云缙昆一脸玩味的看着何响,何响拿起沙发垫子便摔过来,边楠侧头躲过。将沙发垫子抛还,真的锁上了门。
想,很想任若初。
可是边椹呢,边椹算什么?
突然心中大乱。
“齐新”爆出绑架丑闻,“边缘”节节上升。齐奇的脸出现在各大媒体,仍然是帅气而意气风发的样子,对比了最近的一张憔悴不堪的照片,让人唏嘘。得了“衣冠禽兽”之名。
所谓墙倒众人推。
早就虎视眈眈的各大企业、公司,像是约好了一般,齐心协力的落井下石。手段之毒辣,让边楠也有些不忍。
局势完全的倒向“边缘”。
到了六月中旬的时候,“齐新”宣告破产。
各人喜滋滋分了羹,其中分量最大的,自然是“边缘”。
边椹带领小公司,也从这次事件中得益,居然将触手伸到S市来。且壮志雄心的,撸起袖子来,准备大干一番的样子。
没有人知道,他真实的目的。
边楠的腿好了很多,渐渐的,可以扔开拐杖走路了。只是姿势还有些别扭,让云缙昆没心没肺的取笑了许久。
边楠也笑,笑自己并不是只为伊人独憔悴,即使没了任若初,还是一样的好转着。生活,也要继续下去。
上班的时候,知道边椹已经过来,公司在这边有了据点,态势良好。
料到的结局,料不到的是接下来发生的事。
何响还在“边缘”暂时任职,但云缙昆早已谋划好一切,提前给边楠找了个女助理,安排了过来。说不得哪天何响一松口,就被弄过云氏去了。
这天下午,天空阴沉沉,出奇的黑。边楠眼乏,摘了眼镜滴了药水,站起来走到窗边去看暴风雨即将来临的天空。
有人敲门。
进来的是何响,后边跟了一个不认识的人,手里抱了大把的鲜花。
边楠近视,看不清楚。
“他说是给你的。”玩味的看着边楠。
边楠正慢条斯理的踱到桌边取了眼镜戴上,闻得此话愣了一愣:“给我的?”这时方看到是表爱慕的玫瑰。不由一愣。

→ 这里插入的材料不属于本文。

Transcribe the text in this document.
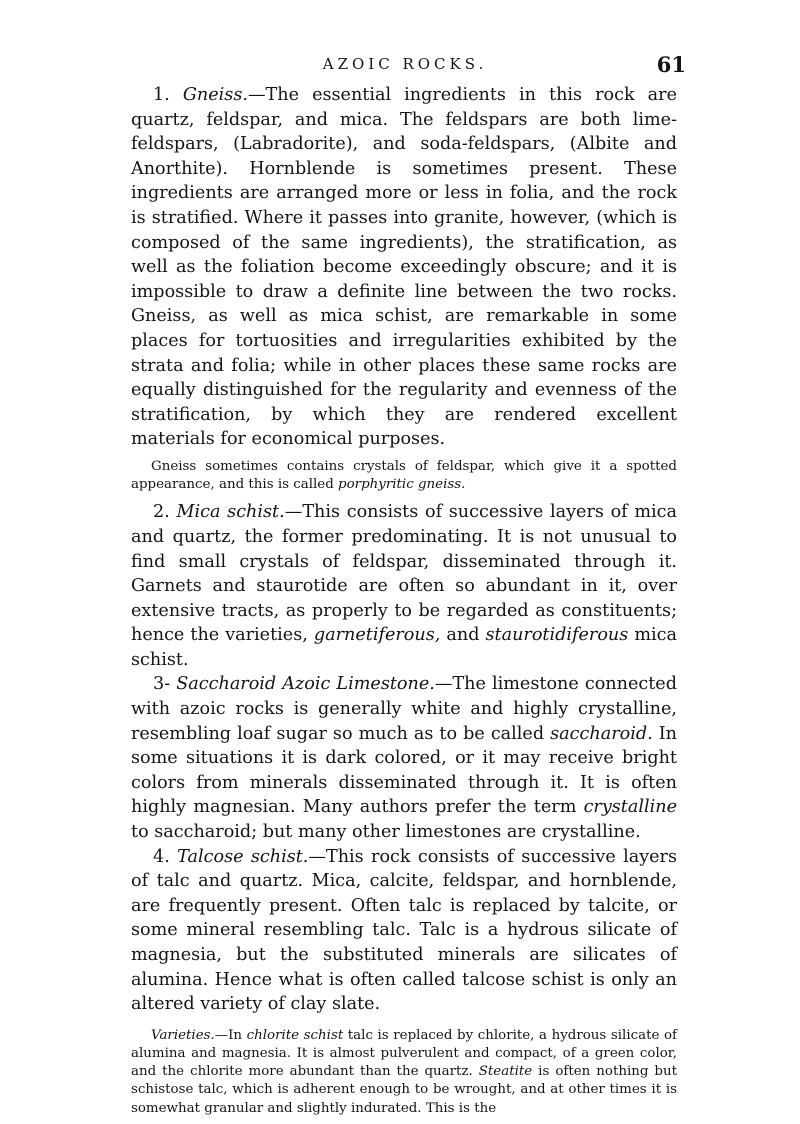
AZOIC ROCKS.	61

1. Gneiss.—The essential ingredients in this rock are quartz, feldspar, and mica. The feldspars are both lime-feldspars, (Labradorite), and soda-feldspars, (Albite and Anorthite). Hornblende is sometimes present. These ingredients are arranged more or less in folia, and the rock is stratified. Where it passes into granite, however, (which is composed of the same ingredients), the stratification, as well as the foliation become exceedingly obscure; and it is impossible to draw a definite line between the two rocks. Gneiss, as well as mica schist, are remarkable in some places for tortuosities and irregularities exhibited by the strata and folia; while in other places these same rocks are equally distinguished for the regularity and evenness of the stratification, by which they are rendered excellent materials for economical purposes.

Gneiss sometimes contains crystals of feldspar, which give it a spotted appearance, and this is called porphyritic gneiss.

2. Mica schist.—This consists of successive layers of mica and quartz, the former predominating. It is not unusual to find small crystals of feldspar, disseminated through it. Garnets and staurotide are often so abundant in it, over extensive tracts, as properly to be regarded as constituents; hence the varieties, garnetiferous, and staurotidiferous mica schist.

3- Saccharoid Azoic Limestone.—The limestone connected with azoic rocks is generally white and highly crystalline, resembling loaf sugar so much as to be called saccharoid. In some situations it is dark colored, or it may receive bright colors from minerals disseminated through it. It is often highly magnesian. Many authors prefer the term crystalline to saccharoid; but many other limestones are crystalline.

4. Talcose schist.—This rock consists of successive layers of talc and quartz. Mica, calcite, feldspar, and hornblende, are frequently present. Often talc is replaced by talcite, or some mineral resembling talc. Talc is a hydrous silicate of magnesia, but the substituted minerals are silicates of alumina. Hence what is often called talcose schist is only an altered variety of clay slate.

Varieties.—In chlorite schist talc is replaced by chlorite, a hydrous silicate of alumina and magnesia. It is almost pulverulent and compact, of a green color, and the chlorite more abundant than the quartz. Steatite is often nothing but schistose talc, which is adherent enough to be wrought, and at other times it is somewhat granular and slightly indurated. This is the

办公室外传来了“窃窃私语”声,根本就不打算掩饰的谈话:
“果然是送给董事长的!”
“真好命……”
“好羡慕啊……”
“是不是那家千金?”
……
“谁送来的?”边楠强作镇定的签了名,接过鲜花的时候问那小弟。心里存着一丝希望:或许,是任若初?
那小弟只是笑:“那位客人吩咐我们不能透露任何信息。”一双大大的眼睛滴溜溜的转,打量着边楠,一种说不清的奇怪的眼神。
何响待那小弟出去后锁上了门,冲边楠眨眼:“走桃花运了哈!”
“真是怪人……”边楠苦笑,“你去找个花瓶来……”如果是任若初送的……
何响嘻嘻哈哈的去了,满是调侃的意味,新来的女助理也饶有兴致的帮着找花瓶,不时打量这个看起来满有魅力的董事长。